Wenn Leiter und Mitarbeiter die Sicherheit der Evangeliumsarbeiter gewährleisten wollen, müssen sie alle Aspekte des Problems gründlich bedenken. Tritt ein Problem auf, sollte es umgehend behandelt werden, und danach sollten Erfahrungen und Lektionen zusammengefasst werden, um die Grundsätze und den Weg der Praxis zu finden und zu bestimmen, wie in Zukunft praktiziert werden soll – dies ist ebenfalls eine wichtige Arbeitsaufgabe, die erledigt werden muss.
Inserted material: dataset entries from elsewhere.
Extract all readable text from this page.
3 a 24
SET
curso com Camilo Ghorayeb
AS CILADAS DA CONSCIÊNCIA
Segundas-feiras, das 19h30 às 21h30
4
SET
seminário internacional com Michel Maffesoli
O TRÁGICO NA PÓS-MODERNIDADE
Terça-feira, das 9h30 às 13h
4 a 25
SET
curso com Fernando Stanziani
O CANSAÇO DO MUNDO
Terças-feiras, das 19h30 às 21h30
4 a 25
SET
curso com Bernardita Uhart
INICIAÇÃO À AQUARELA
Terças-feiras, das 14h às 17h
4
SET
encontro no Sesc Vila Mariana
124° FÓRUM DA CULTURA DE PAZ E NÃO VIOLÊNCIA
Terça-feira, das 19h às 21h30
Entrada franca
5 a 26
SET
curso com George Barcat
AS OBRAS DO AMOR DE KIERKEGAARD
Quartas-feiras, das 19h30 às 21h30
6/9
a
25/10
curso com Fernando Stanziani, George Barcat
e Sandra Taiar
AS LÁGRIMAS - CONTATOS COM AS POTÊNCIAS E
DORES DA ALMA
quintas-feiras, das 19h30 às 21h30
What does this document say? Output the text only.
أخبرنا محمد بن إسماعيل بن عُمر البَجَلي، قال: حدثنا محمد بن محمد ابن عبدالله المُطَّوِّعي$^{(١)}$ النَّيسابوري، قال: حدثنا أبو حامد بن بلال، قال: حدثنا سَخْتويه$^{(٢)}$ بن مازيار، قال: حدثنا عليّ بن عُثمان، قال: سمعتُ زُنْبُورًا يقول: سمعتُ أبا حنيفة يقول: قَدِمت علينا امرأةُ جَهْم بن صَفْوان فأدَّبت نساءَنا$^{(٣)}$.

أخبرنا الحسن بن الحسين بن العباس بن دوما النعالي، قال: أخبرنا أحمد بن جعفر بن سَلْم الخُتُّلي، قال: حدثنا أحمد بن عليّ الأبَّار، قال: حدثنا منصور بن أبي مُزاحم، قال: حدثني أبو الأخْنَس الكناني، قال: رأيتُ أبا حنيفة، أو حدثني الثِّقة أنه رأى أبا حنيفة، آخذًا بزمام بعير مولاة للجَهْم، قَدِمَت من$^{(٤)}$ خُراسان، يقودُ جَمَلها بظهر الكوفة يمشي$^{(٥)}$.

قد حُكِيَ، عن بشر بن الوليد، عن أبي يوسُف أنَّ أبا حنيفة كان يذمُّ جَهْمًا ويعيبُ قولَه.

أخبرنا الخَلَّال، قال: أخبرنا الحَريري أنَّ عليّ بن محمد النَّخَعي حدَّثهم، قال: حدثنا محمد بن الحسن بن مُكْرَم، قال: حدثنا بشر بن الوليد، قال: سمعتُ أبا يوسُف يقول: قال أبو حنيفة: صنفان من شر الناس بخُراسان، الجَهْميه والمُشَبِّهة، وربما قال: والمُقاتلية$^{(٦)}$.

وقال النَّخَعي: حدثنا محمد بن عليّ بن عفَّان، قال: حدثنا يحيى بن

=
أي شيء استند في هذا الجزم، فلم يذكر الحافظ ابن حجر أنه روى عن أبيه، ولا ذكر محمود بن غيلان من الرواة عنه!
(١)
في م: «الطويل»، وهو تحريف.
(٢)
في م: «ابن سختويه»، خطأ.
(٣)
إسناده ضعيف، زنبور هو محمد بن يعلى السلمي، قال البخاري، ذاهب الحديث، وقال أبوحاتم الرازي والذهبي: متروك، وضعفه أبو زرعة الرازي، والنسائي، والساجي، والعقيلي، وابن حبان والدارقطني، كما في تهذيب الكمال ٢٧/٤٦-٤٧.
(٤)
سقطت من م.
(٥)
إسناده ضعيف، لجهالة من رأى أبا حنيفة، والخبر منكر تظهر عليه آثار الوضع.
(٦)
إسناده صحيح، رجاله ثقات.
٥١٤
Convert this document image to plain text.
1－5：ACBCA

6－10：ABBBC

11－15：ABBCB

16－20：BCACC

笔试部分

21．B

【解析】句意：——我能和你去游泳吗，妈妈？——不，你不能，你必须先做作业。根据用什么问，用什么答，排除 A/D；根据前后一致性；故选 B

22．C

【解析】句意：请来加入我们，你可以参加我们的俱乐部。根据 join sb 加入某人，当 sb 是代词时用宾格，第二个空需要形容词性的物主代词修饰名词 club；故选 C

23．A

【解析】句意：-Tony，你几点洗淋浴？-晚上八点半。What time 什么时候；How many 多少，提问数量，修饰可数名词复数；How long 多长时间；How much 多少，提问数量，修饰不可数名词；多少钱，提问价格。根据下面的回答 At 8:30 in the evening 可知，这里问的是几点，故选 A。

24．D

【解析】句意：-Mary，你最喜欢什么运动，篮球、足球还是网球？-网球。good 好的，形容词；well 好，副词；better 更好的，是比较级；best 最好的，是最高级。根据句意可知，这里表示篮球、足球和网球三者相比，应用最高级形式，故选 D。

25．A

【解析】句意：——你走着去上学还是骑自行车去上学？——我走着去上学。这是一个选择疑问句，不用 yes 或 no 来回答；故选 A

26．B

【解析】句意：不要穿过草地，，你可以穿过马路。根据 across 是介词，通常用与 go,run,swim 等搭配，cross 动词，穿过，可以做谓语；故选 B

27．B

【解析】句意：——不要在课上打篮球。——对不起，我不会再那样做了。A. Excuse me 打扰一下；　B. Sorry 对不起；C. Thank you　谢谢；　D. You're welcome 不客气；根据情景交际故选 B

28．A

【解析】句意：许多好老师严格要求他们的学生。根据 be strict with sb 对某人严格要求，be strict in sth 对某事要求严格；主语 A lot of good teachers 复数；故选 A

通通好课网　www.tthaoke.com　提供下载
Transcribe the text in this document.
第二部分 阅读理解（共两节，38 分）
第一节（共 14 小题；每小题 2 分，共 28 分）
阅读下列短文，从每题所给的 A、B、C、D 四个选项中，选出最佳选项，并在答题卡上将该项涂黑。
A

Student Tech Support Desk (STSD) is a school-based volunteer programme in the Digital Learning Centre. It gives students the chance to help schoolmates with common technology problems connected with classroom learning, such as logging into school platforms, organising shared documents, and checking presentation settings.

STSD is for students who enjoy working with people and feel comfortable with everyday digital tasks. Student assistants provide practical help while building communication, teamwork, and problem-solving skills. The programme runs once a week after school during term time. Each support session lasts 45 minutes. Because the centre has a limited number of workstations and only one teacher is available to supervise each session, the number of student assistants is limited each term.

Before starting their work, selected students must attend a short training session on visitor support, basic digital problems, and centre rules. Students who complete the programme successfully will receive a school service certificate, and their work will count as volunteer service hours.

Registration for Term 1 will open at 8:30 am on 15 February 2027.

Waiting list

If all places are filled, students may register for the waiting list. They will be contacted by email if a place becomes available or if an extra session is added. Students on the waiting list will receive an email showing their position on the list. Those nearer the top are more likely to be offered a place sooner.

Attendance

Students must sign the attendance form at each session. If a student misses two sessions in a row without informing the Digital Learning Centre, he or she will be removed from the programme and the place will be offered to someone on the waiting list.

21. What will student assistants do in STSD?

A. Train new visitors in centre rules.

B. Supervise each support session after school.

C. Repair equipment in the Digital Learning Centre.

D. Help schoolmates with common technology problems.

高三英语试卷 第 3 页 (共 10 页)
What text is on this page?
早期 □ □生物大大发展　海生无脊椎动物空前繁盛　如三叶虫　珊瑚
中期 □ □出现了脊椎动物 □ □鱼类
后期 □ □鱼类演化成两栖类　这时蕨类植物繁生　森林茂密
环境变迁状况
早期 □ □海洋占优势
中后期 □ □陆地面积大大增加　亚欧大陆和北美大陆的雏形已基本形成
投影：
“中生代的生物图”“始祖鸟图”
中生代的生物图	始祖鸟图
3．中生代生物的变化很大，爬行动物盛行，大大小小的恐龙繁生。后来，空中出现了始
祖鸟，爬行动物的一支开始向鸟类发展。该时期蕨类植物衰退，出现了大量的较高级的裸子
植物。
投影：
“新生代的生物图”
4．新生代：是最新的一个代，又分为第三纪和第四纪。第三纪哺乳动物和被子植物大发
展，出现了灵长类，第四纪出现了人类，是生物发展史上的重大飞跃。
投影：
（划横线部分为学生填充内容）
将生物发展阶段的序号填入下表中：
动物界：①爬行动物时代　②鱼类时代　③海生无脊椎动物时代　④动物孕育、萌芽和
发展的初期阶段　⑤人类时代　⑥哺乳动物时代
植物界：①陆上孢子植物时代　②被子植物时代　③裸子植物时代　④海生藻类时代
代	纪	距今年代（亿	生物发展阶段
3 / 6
Es gibt einige Angelegenheiten, die Leiter und Mitarbeiter zuvor nicht bedacht haben oder die ihnen zuvor nicht begegnet sind; nachdem Probleme aufgetreten sind, sollten sie resümieren: „Sollten wir uns weiterhin an solche Orte begeben? Ist diese Art, Leute zu entsenden, richtig? Sollten wir die Pläne, die Strategie oder die Richtung für die nächsten Schritte beim Predigen des Evangeliums oder bei der Ausführung anderer wichtiger Arbeiten anpassen?“ Im fortwährenden Prozess des Zusammenfassens sollten die Leiter und Mitarbeiter allmählich die Methoden und Grundsätze der Arbeit bestimmen, sodass die Arbeit, je mehr sie sie tun, desto spezifischer wird und desto mehr dem Maßstab entspricht, sodass weniger oder gar keine Probleme auftreten, oder sogar, ohne dass wichtiges Personal Risiken eingeht. Um dieses Ergebnis zu erreichen, sollten Leiter und Mitarbeiter häufig Erfahrungen auswerten, um ein Verständnis für die verschiedenen Umgebungen und Situationen zu gewinnen, mit denen sie in verschiedenen Regionen beim Predigen des Evangeliums konfrontiert sind. Je mehr Informationen sie erhalten und je genauer diese sind, desto genauer werden die Grundsätze und Pläne für die Handhabung von Angelegenheiten sein, was letztendlich zum Ergebnis der Gewährleistung der Sicherheit der Menschen führt. Auf diese Weise kann sichergestellt werden, dass das Predigen des Evangeliums geordnet verläuft.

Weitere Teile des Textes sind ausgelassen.